So we closed in our carport and made a bedroom. Hired a reputable guy who we had used for other stuff in the past.
The carport had vinyl siding on the walls, he took that off and underneath was tongue and groove pine siding (smooth finish to the planks, not like knotty pine). Under that is tar paper then 1x6 planks on a 45 then studs. This was on 3 walls. Drywall went over top of t&g. The ceiling has plywood on it and he went over top of that with drywall. He used 3/8 for walls and 1/4 on ceiling. Built one new wall where carport opening was.
Job looked fine until we put primer on the drywall, and then we saw cracks in the joints. Nearly every one of them. Called, he comes back and spreads some lightweight filler, sands, says it should be fine. Said he called a guy who does this stuff every day and he said that it's probably a moisture problem and to use this particular stuff and it will be fine. Wrong. Next day cracks were back. We call an insurance guy we know who brings a moisture meter to test. Dry as can be. Called a local builder who asked a few questions and said it's the mesh drywall tape. Said it's crap and should only be used for repair work.
Called the guy, he comes back and cuts out every joint in the room, removes the mesh tape and goes with paper. That was finished 8/20. Cracks came back.

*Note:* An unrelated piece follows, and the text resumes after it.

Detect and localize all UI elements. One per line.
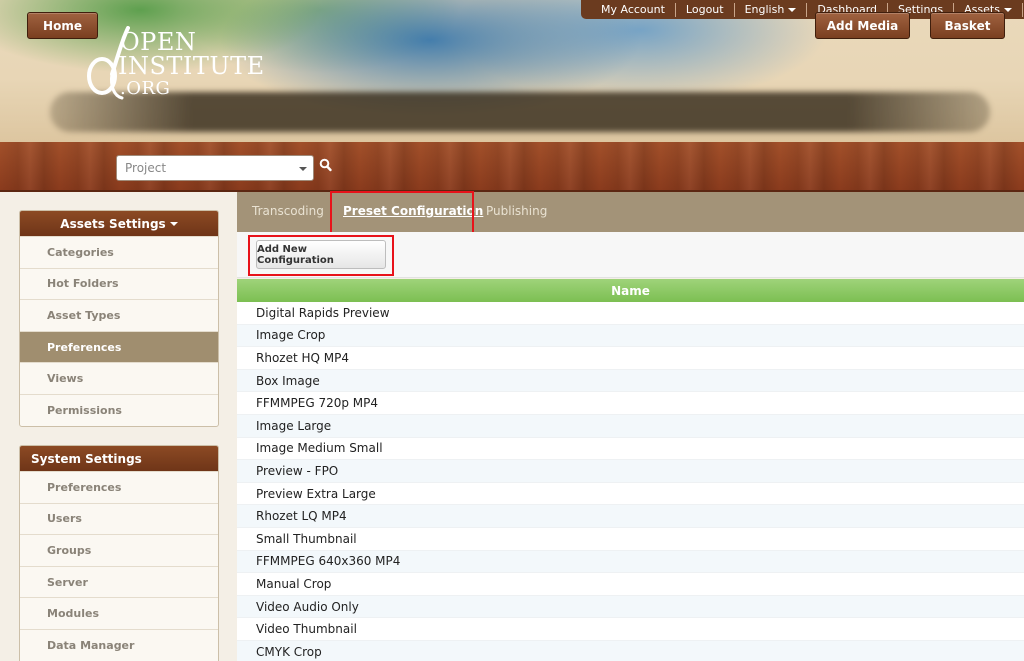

Only this time the cracks are
beside the joints. Not the joints themselves. Call the guy back and he comes in a tapes over the cracks, more mud. That was 6 days ago and no cracks. But now the ceiling is pretty wavy. The seams are much higher than the rest of the panels and it looks awful. And my wife is not happy. The walls are also looking humpy at the seams. Is there a way to fix all of this other than skimming the entire thing or ripping it all out ans starting over? We are just frustrated with the whole job at this point. We also don't have the funds to hire it out again and if it needs to be redone it will be yours truly doing it all by myself. Which I should've done in the first place but we were in a bit of a hurry to get in the room. And we still aren't.
Weird part is the new wall cracked too, not just the existing construction that he went over with drywall. This house was built in 68 so I doubt there is any settling left to do. House is SOLID built.